Prise de poste. La pression est maximale. La direction attend des résultats, l'équipe vous observe. Dans ce contexte, la tentation du "Quick Win" – cette victoire rapide et visible – est immense. C'est une stratégie séduisante pour asseoir sa légitimité. Mais attention, ce qui ressemble à un accélérateur peut vite devenir un piège redoutable qui oppose la satisfaction de l'ego à la construction de la confiance.
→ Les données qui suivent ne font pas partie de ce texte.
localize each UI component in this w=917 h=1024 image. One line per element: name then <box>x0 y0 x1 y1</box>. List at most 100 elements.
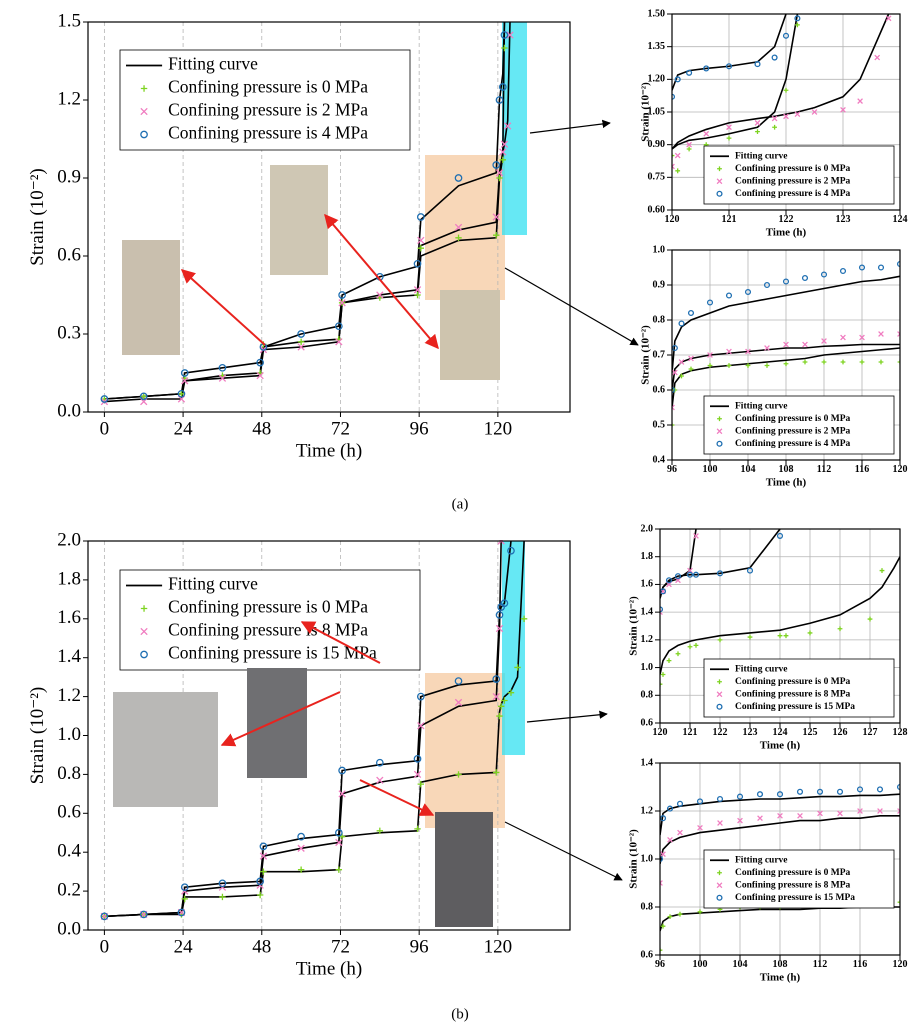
caption: (a) <box>452 496 469 512</box>
data-point <box>335 866 343 873</box>
legend-box <box>703 395 895 455</box>
data-point <box>180 883 189 891</box>
x-tick-label: 96 <box>410 936 429 957</box>
data-point <box>745 348 751 355</box>
data-layer <box>672 260 900 428</box>
data-point <box>454 223 463 232</box>
legend-label: Fitting curve <box>735 855 788 865</box>
x-tick-label: 104 <box>741 464 756 475</box>
data-point <box>707 363 713 368</box>
data-point <box>821 359 827 365</box>
y-tick-label: 1.6 <box>57 607 81 628</box>
x-tick-label: 100 <box>693 959 708 970</box>
data-point <box>840 359 846 365</box>
legend-label: Confining pressure is 2 MPa <box>735 426 850 436</box>
caption: (b) <box>451 1006 469 1022</box>
data-point <box>756 791 764 798</box>
legend-swatch <box>717 870 722 876</box>
data-point <box>417 722 425 730</box>
data-point <box>492 692 500 701</box>
data-point <box>493 769 500 776</box>
y-tick-label: 1.50 <box>648 8 666 19</box>
y-axis-label: Strain (10⁻²) <box>640 325 652 385</box>
legend-label: Confining pressure is 8 MPa <box>735 880 850 890</box>
data-point <box>692 571 700 578</box>
data-point <box>837 626 843 632</box>
data-layer <box>672 13 892 174</box>
data-point <box>717 637 723 643</box>
data-point <box>514 664 521 671</box>
plot-frame <box>87 540 571 931</box>
arrow <box>504 821 623 881</box>
arrow <box>220 691 341 747</box>
y-tick-label: 0.6 <box>57 802 81 823</box>
data-point <box>660 606 664 613</box>
x-tick-label: 126 <box>833 727 848 738</box>
data-point <box>667 836 673 843</box>
data-point <box>764 363 770 368</box>
data-point <box>660 672 666 677</box>
data-point <box>674 152 681 159</box>
data-point <box>726 124 732 131</box>
data-point <box>500 31 509 39</box>
data-point <box>687 309 695 317</box>
y-tick-label: 0.9 <box>653 279 666 290</box>
y-tick-label: 0.8 <box>653 314 666 325</box>
legend-swatch <box>716 440 723 447</box>
data-point <box>256 891 264 899</box>
data-point <box>139 392 148 401</box>
y-axis-label: Strain (10⁻²) <box>628 829 640 889</box>
data-point <box>697 824 703 831</box>
data-point <box>856 786 864 793</box>
chart-panel: 120 121 122 123 124 0.60 0.75 0.90 1.05 1.20 1.35 1… <box>640 8 908 238</box>
y-tick-label: 0.4 <box>653 454 666 465</box>
data-point <box>817 810 823 817</box>
data-point <box>707 352 713 358</box>
data-point <box>783 113 789 120</box>
legend-label: Confining pressure is 0 MPa <box>735 677 850 687</box>
x-tick-label: 108 <box>773 959 788 970</box>
data-point <box>878 359 884 365</box>
data-point <box>672 93 676 100</box>
y-tick-label: 1.4 <box>57 646 81 667</box>
data-point <box>499 156 506 163</box>
data-point <box>376 776 384 784</box>
data-point <box>672 422 675 428</box>
data-point <box>802 341 808 348</box>
data-point <box>499 148 507 156</box>
data-point <box>672 153 675 158</box>
data-point <box>504 122 512 130</box>
data-point <box>493 232 500 239</box>
legend: Fitting curve Confining pressure is 0 MPa… <box>703 658 895 718</box>
data-point <box>414 825 421 833</box>
x-axis-label: Time (h) <box>296 440 362 461</box>
data-point <box>219 893 226 901</box>
data-point <box>413 770 422 779</box>
data-point <box>218 364 227 372</box>
data-point <box>693 533 699 539</box>
data-point <box>726 348 732 355</box>
data-point <box>678 320 685 327</box>
legend-label: Fitting curve <box>735 151 788 161</box>
legend: Fitting curve Confining pressure is 0 MPa… <box>703 395 895 455</box>
x-tick-label: 112 <box>817 464 831 475</box>
x-tick-label: 72 <box>331 418 350 439</box>
data-point <box>687 644 693 650</box>
legend-swatch <box>140 130 148 139</box>
data-point <box>297 866 305 873</box>
data-point <box>672 163 675 170</box>
x-axis-label: Time (h) <box>760 740 801 752</box>
data-point <box>177 390 186 398</box>
data-point <box>802 359 808 365</box>
legend-label: Confining pressure is 8 MPa <box>735 689 850 699</box>
data-point <box>745 363 751 368</box>
data-point <box>686 141 692 148</box>
data-point <box>676 800 684 807</box>
x-tick-label: 127 <box>863 727 878 738</box>
data-point <box>413 755 422 763</box>
data-point <box>772 124 777 130</box>
data-point <box>717 820 723 826</box>
legend-box <box>119 569 421 671</box>
data-point <box>660 855 664 863</box>
y-tick-label: 1.8 <box>641 551 654 562</box>
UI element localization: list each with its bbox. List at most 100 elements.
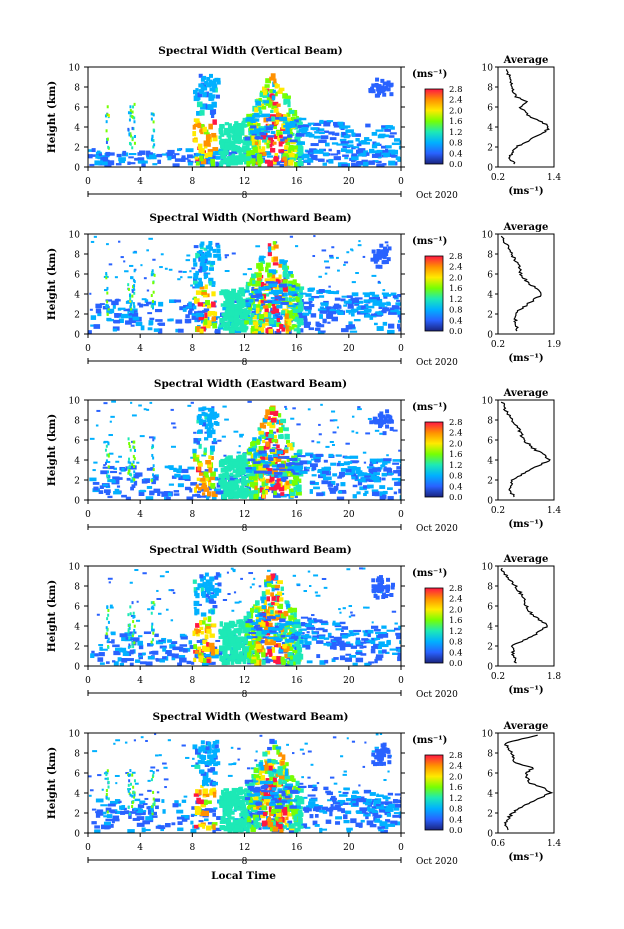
heatmap-cell [267, 312, 272, 318]
heatmap-cell [254, 609, 259, 613]
heatmap-cell [223, 312, 228, 319]
heatmap-cell [382, 321, 388, 326]
heatmap-cell [111, 818, 115, 824]
heatmap-cell [284, 433, 290, 440]
heatmap-cell [396, 299, 401, 302]
heatmap-cell [281, 154, 287, 159]
heatmap-cell [295, 286, 300, 290]
heatmap-cell [391, 305, 400, 310]
heatmap-cell [378, 304, 385, 307]
heatmap-cell [201, 661, 209, 666]
heatmap-cell [360, 310, 369, 314]
heatmap-cell [332, 305, 342, 309]
heatmap-cell [343, 263, 346, 266]
heatmap-cell [292, 621, 300, 625]
heatmap-cell [182, 474, 190, 480]
heatmap-cell [386, 454, 389, 457]
avg-y-tick-label: 0 [487, 331, 493, 341]
heatmap-cell [198, 162, 203, 165]
heatmap-cell [156, 589, 159, 592]
heatmap-cell [340, 467, 348, 472]
heatmap-cell [387, 823, 396, 827]
heatmap-cell [123, 260, 126, 263]
heatmap-cell [262, 305, 269, 309]
heatmap-cell [152, 628, 155, 632]
heatmap-cell [269, 420, 275, 425]
heatmap-cell [379, 821, 388, 827]
heatmap-cell [241, 482, 248, 486]
heatmap-cell [145, 816, 154, 821]
heatmap-cell [261, 630, 267, 635]
heatmap-cell [175, 328, 181, 333]
heatmap-cell [279, 134, 283, 138]
heatmap-cell [384, 148, 389, 151]
heatmap-cell [381, 414, 386, 419]
heatmap-cell [200, 258, 205, 263]
heatmap-cell [294, 316, 298, 322]
heatmap-cell [247, 641, 252, 646]
heatmap-cell [297, 457, 301, 462]
y-tick-label: 4 [74, 124, 80, 134]
heatmap-cell [261, 617, 266, 623]
heatmap-cell [265, 471, 272, 475]
heatmap-cell [204, 312, 208, 319]
heatmap-cell [377, 84, 382, 89]
heatmap-cell [298, 146, 304, 152]
heatmap-cell [200, 612, 207, 617]
heatmap-cell [229, 299, 235, 306]
heatmap-cell [318, 289, 325, 293]
heatmap-cell [205, 579, 210, 584]
heatmap-cell [207, 432, 213, 438]
heatmap-cell [381, 134, 390, 138]
heatmap-cell [323, 586, 328, 589]
heatmap-cell [248, 572, 254, 575]
heatmap-cell [271, 587, 275, 592]
heatmap-cell [152, 120, 155, 124]
heatmap-cell [328, 453, 334, 458]
heatmap-cell [282, 271, 288, 278]
heatmap-cell [196, 101, 203, 108]
heatmap-cell [167, 639, 172, 643]
heatmap-cell [243, 616, 250, 623]
heatmap-cell [266, 616, 276, 619]
heatmap-cell [146, 408, 150, 411]
heatmap-cell [310, 127, 319, 130]
heatmap-cell [261, 323, 266, 329]
heatmap-cell [152, 468, 155, 472]
heatmap-cell [190, 820, 194, 825]
heatmap-cell [228, 129, 235, 134]
heatmap-cell [205, 133, 211, 140]
heatmap-cell [336, 496, 345, 500]
heatmap-cell [234, 159, 239, 165]
heatmap-cell [259, 131, 267, 136]
heatmap-cell [261, 622, 266, 627]
heatmap-cell [233, 650, 238, 656]
heatmap-cell [209, 645, 215, 652]
heatmap-cell [306, 631, 310, 634]
heatmap-cell [123, 810, 130, 815]
heatmap-cell [133, 269, 136, 273]
heatmap-cell [326, 316, 333, 319]
heatmap-cell [266, 155, 274, 158]
heatmap-cell [208, 123, 213, 130]
heatmap-cell [276, 315, 283, 320]
heatmap-cell [296, 486, 302, 493]
heatmap-cell [269, 630, 277, 633]
panel-3: Spectral Width (Eastward Beam)0246810Hei… [46, 378, 561, 534]
heatmap-cell [278, 485, 285, 492]
heatmap-cell [184, 486, 191, 491]
heatmap-cell [265, 637, 271, 643]
heatmap-cell [297, 293, 304, 298]
heatmap-cell [193, 431, 197, 434]
heatmap-cell [119, 662, 125, 666]
heatmap-cell [131, 276, 134, 280]
heatmap-cell [196, 111, 202, 116]
colorbar-tick-label: 1.2 [449, 627, 463, 637]
heatmap-cell [282, 153, 289, 157]
heatmap-cell [233, 623, 238, 628]
heatmap-cell [268, 457, 274, 461]
heatmap-cell [276, 644, 282, 648]
heatmap-cell [127, 471, 130, 475]
heatmap-cell [275, 638, 283, 641]
heatmap-cell [274, 91, 278, 97]
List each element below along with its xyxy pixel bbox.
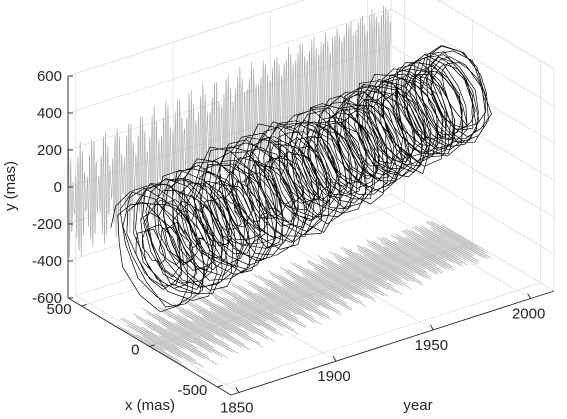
y-tick-label: -400 <box>32 253 62 270</box>
year-tick-label: 1950 <box>415 337 448 354</box>
year-tick-labels: 1850 1900 1950 2000 <box>220 293 545 416</box>
year-tick-mark <box>429 324 434 331</box>
year-tick-mark <box>235 387 240 393</box>
x-tick-mark <box>81 304 87 307</box>
y-tick-label: -200 <box>32 216 62 233</box>
y-tick-label: 400 <box>37 105 62 122</box>
axes <box>67 76 555 396</box>
x-tick-mark <box>149 344 155 347</box>
year-tick-label: 2000 <box>512 306 545 323</box>
box-edge <box>67 0 306 77</box>
x-tick-mark <box>217 384 223 388</box>
grid-line <box>67 45 392 151</box>
x-tick-label: 500 <box>47 301 72 318</box>
year-tick-label: 1850 <box>220 399 253 416</box>
y-tick-label: -600 <box>32 290 62 307</box>
y-tick-label: 600 <box>37 68 62 85</box>
y-tick-label: 0 <box>54 179 62 196</box>
year-axis-line <box>230 290 555 396</box>
year-axis-label: year <box>403 397 432 414</box>
year-tick-label: 1900 <box>317 368 350 385</box>
series-3d-trajectory <box>110 45 492 313</box>
box-edge <box>437 0 555 70</box>
x-tick-label: 0 <box>131 342 139 359</box>
y-tick-label: 200 <box>37 142 62 159</box>
x-axis-label: x (mas) <box>125 397 175 414</box>
series-projection-yz <box>67 5 392 258</box>
series-projection-xz <box>110 220 492 369</box>
grid-line <box>217 282 541 388</box>
y-tick-labels: -600 -400 -200 0 200 400 600 <box>32 68 73 307</box>
year-tick-mark <box>527 293 532 299</box>
year-tick-mark <box>332 355 337 362</box>
y-axis-label: y (mas) <box>2 161 19 211</box>
x-tick-labels: -500 0 500 <box>47 301 223 399</box>
grid-line <box>67 8 392 114</box>
x-tick-label: -500 <box>177 382 207 399</box>
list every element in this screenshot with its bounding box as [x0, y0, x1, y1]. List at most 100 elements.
L'Attrait Irrésistible de la Victoire Rapide
Ne nous voilons pas la face, un "Quick Win" bien mené a des avantages. Il permet de créer un élan, d'asseoir sa crédibilité et d'apprendre vite. Le danger survient lorsque cette quête devient une obsession qui prime sur l'analyse de fond. Le manager risque alors de tomber dans plusieurs pièges :
Le piège du pansement
En se focalisant sur un problème de surface, il passe à côté de la cause racine. Le symptôme disparaît un temps, mais le mal revient plus fort.
Le piège de l'ego
En choisissant une action qui le met en valeur, il peut agir au détriment des vraies priorités de l'équipe et générer de la méfiance.
La règle d'or : le meilleur "Quick Win" n'est pas celui du manager, mais celui de l'équipe.
Transformer le Quick Win en Levier de Confiance
Le "Quick Win" ne doit pas être le but, mais la conséquence d'une bonne première phase d'intégration. Dans mes accompagnements, je structure toujours les 30 premiers jours autour de l'écoute et du diagnostic. C'est seulement à l'issue de cette phase que le manager peut identifier, avec son équipe, une action pertinente.
Un bon "Quick Win" est toujours :
Pertinent
Il doit répondre à un "irritant" réel, douloureux et partagé par l'équipe.
Collaboratif
Sa mise en œuvre doit impliquer l'équipe pour créer un sentiment de réussite collective et non personnelle.
Visible
Ses effets doivent être rapidement observables par tous pour ancrer la nouvelle dynamique.
En définitive, le plus grand "Quick Win" d'un manager lors de sa prise de poste n'est pas de résoudre un problème technique, mais de réussir à créer un climat de confiance. Et la confiance, elle, ne se décrète pas. Elle se construit, pas à pas, en commençant par l'écoute.